There was a time when it looked like Seahaven might never make music again. The sonic leap from 2011’s cathartic, gritty debut LP Winter Forever to 2014’s Reverie Lagoon: Music For Escapism Only – a wondrous sequence of nocturnal, fireside soundscapes – turned heads through the underground. But it left them with an almost impossible act to follow. Shows became sporadic. Heading into 2020, it had been over half a decade since the quartet released its previous album. Fans feared it was all over. For Seahaven themselves, it sometimes felt that way, too. “I don’t even know if I picked up a guitar for two and a half years,” admits frontperson Kyle Soto.
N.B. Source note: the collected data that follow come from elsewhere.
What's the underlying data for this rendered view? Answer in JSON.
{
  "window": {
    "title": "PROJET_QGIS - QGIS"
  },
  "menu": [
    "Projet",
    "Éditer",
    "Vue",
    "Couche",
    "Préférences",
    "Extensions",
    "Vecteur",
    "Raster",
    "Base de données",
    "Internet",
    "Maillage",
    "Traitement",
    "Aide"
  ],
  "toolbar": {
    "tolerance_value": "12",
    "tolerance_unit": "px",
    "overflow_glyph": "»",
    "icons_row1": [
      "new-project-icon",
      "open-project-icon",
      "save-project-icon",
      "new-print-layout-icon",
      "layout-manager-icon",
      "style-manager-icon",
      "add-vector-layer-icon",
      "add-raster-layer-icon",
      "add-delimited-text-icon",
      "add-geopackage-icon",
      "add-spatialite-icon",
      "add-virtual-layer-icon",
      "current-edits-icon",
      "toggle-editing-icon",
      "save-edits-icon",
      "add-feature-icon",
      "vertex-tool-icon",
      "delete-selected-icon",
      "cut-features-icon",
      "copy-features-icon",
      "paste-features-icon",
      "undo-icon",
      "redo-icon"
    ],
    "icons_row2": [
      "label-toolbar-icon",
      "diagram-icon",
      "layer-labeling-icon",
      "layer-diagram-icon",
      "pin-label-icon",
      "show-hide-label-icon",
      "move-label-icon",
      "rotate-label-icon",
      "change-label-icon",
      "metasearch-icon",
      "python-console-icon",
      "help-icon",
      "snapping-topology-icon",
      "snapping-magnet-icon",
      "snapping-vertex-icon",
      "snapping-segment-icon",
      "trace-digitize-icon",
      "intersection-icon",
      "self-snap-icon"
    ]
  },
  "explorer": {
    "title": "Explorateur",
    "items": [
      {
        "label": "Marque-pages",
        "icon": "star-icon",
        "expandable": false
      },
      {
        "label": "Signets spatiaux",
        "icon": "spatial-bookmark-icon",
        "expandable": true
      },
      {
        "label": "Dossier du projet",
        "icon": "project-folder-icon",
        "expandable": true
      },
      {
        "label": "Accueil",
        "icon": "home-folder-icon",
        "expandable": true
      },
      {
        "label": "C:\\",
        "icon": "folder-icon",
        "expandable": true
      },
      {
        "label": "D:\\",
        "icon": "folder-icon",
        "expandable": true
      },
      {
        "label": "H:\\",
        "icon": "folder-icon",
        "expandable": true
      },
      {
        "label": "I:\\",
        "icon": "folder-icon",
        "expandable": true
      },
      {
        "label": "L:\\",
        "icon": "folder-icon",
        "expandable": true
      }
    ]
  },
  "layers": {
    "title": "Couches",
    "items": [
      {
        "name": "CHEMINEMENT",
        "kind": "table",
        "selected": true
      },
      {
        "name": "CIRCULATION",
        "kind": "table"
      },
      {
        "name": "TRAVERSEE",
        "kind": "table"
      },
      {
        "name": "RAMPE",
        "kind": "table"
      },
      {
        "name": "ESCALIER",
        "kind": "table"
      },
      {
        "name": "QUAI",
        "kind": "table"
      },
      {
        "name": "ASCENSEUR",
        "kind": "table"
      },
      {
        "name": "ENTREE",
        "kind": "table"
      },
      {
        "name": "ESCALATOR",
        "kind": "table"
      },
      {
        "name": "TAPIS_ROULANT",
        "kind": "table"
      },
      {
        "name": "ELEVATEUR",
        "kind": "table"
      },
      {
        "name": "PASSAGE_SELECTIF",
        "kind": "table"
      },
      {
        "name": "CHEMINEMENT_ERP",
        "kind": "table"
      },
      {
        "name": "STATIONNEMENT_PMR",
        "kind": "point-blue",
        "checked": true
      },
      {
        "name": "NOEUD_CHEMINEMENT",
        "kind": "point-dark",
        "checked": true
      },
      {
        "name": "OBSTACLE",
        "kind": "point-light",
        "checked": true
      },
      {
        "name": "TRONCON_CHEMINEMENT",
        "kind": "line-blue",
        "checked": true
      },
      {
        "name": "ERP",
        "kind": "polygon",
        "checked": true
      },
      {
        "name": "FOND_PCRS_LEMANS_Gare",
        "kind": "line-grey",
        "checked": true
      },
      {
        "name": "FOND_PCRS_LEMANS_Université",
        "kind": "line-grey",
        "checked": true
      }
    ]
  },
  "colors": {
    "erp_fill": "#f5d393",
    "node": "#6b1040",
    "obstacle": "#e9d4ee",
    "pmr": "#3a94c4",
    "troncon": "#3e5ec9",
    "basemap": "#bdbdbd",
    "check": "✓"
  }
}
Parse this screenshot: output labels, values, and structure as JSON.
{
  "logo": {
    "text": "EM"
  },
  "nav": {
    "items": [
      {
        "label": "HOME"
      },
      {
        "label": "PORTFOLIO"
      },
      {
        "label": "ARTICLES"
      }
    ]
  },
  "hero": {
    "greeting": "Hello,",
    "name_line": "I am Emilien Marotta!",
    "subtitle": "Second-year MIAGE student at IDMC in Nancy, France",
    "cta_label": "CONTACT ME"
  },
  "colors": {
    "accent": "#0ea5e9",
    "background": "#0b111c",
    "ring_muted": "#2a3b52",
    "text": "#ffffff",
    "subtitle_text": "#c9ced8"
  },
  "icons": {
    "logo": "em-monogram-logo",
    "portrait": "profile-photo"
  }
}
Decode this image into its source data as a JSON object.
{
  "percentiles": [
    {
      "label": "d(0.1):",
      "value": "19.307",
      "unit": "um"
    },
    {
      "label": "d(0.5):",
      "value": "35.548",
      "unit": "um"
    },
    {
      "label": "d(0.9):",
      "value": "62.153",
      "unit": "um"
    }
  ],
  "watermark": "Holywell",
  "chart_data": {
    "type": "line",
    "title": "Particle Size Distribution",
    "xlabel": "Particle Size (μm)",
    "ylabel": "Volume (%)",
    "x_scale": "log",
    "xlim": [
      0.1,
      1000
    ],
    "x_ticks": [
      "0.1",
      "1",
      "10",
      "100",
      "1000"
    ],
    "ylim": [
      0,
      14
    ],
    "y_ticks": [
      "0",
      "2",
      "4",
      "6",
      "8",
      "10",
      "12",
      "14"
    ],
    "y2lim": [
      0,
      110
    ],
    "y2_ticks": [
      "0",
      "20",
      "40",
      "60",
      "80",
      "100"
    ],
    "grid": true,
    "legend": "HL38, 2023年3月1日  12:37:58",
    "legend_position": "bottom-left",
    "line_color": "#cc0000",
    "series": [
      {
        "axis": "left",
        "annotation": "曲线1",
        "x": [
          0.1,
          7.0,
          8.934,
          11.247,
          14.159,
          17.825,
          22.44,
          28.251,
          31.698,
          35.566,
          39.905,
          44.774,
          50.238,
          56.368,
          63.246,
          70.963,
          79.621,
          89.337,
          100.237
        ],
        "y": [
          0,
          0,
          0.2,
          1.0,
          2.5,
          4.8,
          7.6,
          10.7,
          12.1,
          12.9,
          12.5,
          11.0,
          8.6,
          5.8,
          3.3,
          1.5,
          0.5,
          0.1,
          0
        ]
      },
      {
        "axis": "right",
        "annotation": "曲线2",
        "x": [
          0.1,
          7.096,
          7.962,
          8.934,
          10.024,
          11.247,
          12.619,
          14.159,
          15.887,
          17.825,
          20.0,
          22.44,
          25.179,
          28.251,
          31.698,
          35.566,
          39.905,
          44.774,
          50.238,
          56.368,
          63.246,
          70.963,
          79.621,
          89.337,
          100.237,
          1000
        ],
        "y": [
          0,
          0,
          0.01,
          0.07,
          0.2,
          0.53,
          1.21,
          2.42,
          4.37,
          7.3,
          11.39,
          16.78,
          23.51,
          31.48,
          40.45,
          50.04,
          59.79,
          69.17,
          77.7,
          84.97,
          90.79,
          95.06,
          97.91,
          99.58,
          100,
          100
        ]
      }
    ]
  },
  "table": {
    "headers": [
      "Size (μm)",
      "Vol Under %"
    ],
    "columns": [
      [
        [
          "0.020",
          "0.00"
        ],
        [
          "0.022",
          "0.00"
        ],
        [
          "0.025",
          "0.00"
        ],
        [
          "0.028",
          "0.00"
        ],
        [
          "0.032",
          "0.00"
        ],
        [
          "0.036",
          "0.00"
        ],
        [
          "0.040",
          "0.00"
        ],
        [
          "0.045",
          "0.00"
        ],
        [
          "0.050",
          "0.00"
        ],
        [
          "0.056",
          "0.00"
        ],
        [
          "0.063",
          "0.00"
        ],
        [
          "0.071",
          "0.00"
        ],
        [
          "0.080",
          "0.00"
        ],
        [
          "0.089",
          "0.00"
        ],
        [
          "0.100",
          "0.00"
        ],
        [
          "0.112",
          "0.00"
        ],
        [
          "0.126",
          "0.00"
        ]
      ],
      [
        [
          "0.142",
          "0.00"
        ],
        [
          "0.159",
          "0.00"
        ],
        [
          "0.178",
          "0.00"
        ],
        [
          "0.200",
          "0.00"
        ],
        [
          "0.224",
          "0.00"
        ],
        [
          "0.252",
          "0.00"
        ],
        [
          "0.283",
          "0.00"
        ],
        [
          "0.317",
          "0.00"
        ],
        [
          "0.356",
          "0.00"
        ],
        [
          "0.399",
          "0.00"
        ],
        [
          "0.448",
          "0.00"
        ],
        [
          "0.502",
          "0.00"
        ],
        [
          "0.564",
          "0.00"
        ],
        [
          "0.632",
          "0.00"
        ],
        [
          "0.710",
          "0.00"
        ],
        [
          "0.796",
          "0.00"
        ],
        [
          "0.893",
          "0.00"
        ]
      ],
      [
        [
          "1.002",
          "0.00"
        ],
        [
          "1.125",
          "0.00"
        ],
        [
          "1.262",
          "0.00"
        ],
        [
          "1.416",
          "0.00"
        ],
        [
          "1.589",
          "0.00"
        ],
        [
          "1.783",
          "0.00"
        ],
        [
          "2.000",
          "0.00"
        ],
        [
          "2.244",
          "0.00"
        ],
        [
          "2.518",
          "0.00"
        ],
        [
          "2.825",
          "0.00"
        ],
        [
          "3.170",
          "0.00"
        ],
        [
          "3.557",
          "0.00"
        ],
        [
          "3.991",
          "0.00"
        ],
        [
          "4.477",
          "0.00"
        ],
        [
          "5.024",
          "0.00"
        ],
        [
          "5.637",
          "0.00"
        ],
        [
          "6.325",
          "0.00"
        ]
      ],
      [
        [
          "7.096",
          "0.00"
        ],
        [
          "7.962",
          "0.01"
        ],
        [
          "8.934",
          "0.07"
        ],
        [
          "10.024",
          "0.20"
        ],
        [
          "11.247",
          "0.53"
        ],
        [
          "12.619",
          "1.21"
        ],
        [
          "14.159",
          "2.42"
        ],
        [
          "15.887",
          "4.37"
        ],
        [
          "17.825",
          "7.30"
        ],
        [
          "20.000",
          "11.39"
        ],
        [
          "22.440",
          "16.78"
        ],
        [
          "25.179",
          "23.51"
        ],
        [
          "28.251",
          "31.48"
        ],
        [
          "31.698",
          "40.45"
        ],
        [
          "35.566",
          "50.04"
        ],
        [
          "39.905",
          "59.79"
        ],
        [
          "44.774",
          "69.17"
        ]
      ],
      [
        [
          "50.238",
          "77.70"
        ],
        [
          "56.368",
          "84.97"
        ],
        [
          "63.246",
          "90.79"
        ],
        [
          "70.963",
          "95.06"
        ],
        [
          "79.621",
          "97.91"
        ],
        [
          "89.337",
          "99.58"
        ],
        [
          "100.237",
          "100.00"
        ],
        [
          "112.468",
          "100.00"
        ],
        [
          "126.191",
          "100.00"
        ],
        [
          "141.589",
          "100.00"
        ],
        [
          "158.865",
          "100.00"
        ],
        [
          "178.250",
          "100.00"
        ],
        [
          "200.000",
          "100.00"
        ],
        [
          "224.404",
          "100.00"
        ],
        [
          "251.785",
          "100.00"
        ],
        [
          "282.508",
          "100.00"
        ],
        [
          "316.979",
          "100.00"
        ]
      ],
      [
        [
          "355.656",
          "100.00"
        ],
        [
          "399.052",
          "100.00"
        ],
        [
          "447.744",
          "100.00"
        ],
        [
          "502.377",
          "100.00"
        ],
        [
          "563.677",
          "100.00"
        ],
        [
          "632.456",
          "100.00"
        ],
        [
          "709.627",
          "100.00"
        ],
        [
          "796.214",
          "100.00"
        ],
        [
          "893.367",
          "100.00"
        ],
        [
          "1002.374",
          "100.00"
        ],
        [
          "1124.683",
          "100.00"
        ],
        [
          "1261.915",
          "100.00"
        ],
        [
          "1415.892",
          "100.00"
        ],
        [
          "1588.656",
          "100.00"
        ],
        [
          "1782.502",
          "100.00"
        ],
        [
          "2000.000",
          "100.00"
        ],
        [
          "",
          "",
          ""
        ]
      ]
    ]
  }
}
Enter Halo of Hurt, Seahaven’s first album in six years and a riveting new chapter in their ongoing evolution. It’s an adventurous rock album that urges you to grapple with your self-doubt and innermost demons, then cast them into oblivion. Harbor captures Seahaven’s evolution perfectly: guitar tones shimmering like ripples on a lake, just before the sturdy riffs of a gripping chorus – and a potential new live staple – barrel their way in. Another haunting standout, Moon is well worth the sleeplessness it may induce, with its distorted guitar screeches, Findlay’s skittering snare, and Soto’s dusky lullabies (“You were safe below the moon, weren’t you?”) A cocoon of pretty plucking and ghostly guitar effects, Bait may be the most gorgeous thing the band has ever written.